WorkShare is an unemployment option that helps businesses retain their workforce during a temporary slowdown in work. The program allows employers to voluntarily reduce the hours of staff in lieu of layoffs. Employees of the business are allowed to collect a partial unemployment benefit to help them offset the loss of income.

The WorkShare program helps businesses keep trained workers during a temporary downturn, and it helps workers stay connected to jobs and maintain their skills.

Frequently Asked Questions

How WorkShare Works for Workers and Businesses

  • In lieu of a layoff, employers can temporarily reduce their work hours in a particular unit, shift or company from 10% to 50%. To help offset the loss of hours, the affected workers can receive a modified weekly unemployment benefit.

To Be Eligible, the Reduction Must:

  • Be temporary and not related to a seasonal, or intermittent down turn;
  • Reduce hours by at least 10% but not more that 50%;
  • Have otherwise resulted in the layoff of at least 10% of the workers in the affected unit for 2-6 months; and,
  • Affect a unit of the business that normally works on a full-time basis.
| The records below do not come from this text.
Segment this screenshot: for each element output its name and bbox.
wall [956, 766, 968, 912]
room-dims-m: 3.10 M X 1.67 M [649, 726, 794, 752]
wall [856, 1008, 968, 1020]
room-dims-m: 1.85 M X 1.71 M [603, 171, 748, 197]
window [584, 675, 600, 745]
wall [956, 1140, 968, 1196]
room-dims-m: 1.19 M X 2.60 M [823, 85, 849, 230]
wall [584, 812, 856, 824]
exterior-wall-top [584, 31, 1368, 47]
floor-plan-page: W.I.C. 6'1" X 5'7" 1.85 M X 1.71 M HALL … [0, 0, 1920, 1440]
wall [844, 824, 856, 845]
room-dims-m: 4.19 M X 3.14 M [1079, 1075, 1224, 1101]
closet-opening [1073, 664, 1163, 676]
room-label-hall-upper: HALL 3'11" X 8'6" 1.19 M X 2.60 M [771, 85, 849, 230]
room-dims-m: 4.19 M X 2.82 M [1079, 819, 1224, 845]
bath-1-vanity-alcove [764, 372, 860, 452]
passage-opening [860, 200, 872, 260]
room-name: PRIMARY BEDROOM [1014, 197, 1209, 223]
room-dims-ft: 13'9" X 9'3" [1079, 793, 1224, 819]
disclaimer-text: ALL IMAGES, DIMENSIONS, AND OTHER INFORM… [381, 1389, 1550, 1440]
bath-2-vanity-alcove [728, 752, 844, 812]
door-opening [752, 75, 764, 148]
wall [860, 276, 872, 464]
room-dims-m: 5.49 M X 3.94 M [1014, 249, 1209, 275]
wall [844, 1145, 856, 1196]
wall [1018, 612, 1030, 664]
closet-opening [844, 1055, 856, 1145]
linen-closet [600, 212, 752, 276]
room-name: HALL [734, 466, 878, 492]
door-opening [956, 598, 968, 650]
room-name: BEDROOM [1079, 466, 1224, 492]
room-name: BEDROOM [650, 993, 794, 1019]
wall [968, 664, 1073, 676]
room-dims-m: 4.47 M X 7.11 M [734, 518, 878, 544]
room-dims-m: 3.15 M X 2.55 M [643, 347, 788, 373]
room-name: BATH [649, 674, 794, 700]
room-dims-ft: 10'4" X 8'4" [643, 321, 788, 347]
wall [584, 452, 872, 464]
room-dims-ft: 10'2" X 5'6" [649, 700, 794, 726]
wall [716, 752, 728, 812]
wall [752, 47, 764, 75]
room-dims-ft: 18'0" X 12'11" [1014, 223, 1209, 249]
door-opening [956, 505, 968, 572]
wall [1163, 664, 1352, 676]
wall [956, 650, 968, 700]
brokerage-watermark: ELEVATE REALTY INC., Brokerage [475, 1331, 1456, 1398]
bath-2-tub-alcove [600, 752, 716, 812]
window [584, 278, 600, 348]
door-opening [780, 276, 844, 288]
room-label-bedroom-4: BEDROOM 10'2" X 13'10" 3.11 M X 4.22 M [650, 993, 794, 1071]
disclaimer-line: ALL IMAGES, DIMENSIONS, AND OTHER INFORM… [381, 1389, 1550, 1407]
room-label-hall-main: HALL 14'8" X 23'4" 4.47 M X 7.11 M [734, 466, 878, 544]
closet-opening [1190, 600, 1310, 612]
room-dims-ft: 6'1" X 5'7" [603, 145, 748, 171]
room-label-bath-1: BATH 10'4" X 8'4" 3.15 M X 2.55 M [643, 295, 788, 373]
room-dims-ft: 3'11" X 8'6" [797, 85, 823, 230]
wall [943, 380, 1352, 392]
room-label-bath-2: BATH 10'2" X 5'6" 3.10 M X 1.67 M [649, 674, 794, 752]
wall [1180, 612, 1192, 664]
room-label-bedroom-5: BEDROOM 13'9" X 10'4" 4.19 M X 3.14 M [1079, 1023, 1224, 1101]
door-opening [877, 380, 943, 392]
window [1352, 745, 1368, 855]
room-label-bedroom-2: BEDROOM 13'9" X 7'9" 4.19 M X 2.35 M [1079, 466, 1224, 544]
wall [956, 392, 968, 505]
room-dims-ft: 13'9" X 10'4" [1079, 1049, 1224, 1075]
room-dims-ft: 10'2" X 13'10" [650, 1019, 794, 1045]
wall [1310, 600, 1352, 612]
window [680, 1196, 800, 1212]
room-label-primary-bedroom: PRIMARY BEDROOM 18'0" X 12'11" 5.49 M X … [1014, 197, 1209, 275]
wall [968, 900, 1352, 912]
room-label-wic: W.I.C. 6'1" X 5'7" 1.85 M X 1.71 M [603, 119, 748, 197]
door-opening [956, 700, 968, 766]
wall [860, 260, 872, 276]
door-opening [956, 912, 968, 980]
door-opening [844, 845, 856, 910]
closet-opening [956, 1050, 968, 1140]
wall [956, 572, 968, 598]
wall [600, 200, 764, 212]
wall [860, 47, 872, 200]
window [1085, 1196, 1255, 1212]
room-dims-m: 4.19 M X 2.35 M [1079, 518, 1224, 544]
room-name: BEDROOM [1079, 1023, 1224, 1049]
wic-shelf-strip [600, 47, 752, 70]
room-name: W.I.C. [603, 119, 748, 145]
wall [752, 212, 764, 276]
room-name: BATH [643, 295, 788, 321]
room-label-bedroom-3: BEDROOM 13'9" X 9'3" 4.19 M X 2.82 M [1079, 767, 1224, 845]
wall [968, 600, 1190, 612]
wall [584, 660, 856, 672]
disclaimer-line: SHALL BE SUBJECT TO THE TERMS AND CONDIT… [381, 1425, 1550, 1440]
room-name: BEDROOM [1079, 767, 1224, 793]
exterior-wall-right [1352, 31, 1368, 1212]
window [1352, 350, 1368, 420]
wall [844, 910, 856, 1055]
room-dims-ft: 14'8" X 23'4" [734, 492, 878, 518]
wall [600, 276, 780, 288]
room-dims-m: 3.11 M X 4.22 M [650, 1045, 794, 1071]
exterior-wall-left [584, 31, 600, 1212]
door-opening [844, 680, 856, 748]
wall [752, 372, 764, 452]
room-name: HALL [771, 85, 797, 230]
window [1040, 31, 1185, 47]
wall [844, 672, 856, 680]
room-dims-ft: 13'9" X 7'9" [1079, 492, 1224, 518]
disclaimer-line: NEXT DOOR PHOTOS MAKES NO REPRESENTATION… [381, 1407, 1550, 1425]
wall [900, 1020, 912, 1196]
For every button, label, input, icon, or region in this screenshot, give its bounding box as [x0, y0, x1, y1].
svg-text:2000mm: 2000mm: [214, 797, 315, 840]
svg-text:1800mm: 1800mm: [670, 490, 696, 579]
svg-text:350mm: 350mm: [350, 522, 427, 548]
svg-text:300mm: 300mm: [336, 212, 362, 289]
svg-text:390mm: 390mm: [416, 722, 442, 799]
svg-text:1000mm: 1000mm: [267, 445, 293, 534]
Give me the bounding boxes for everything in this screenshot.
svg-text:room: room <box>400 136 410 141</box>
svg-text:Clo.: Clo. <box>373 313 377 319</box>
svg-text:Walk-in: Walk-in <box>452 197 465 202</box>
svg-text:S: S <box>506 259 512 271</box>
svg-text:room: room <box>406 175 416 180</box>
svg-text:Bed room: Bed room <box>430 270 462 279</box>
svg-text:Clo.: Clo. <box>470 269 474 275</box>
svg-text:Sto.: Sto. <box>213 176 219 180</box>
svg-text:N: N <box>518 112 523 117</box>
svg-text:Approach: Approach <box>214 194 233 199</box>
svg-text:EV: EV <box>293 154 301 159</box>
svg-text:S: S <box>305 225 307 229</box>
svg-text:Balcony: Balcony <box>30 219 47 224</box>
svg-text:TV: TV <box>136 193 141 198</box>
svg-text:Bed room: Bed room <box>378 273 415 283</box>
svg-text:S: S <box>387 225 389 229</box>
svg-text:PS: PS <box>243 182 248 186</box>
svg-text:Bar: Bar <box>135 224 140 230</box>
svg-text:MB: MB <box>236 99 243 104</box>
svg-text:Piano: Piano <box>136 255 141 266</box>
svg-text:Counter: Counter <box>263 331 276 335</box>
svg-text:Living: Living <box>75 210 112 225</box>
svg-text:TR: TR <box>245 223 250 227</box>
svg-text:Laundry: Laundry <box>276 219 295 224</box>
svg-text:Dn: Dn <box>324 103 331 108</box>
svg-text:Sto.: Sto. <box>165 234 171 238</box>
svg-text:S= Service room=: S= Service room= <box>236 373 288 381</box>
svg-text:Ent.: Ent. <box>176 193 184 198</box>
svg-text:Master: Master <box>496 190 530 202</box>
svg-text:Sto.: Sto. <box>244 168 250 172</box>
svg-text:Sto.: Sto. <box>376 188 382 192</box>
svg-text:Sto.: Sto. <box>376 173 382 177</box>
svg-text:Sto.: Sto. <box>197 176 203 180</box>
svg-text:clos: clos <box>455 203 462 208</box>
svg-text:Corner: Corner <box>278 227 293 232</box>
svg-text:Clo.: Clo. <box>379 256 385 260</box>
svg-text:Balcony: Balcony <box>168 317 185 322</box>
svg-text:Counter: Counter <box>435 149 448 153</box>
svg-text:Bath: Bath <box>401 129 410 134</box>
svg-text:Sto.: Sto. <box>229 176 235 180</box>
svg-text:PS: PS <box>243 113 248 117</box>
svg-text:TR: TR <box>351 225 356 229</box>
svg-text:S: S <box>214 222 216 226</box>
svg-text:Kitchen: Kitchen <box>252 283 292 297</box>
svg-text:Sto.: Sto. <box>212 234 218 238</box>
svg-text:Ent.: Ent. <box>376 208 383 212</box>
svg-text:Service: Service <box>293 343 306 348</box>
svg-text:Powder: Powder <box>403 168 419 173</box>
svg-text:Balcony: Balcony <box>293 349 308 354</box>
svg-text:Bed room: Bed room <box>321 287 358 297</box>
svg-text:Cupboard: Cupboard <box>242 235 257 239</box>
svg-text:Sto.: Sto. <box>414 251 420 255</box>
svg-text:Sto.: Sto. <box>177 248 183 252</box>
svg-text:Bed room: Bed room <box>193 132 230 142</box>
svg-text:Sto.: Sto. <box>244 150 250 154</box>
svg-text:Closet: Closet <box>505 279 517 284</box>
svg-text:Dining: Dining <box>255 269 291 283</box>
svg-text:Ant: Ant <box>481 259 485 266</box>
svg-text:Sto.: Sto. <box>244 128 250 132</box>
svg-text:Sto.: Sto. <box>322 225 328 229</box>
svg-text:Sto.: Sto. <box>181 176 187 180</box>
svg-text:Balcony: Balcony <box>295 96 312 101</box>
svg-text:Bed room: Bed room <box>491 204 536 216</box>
To Receive Unemployment Benefits, An Individual Must:

  • Be included in an affected unit of the business
  • Have earned enough wages in the last 18 months to meet the regular qualifications for unemployment benefits; and
  • Be able and available to work their normally scheduled hours for their employer.
  • Benefits are paid on a percentage equal to the hours reduction. Someone who has lost 25% of their hours would receive 25% of their normal weekly unemployment benefit.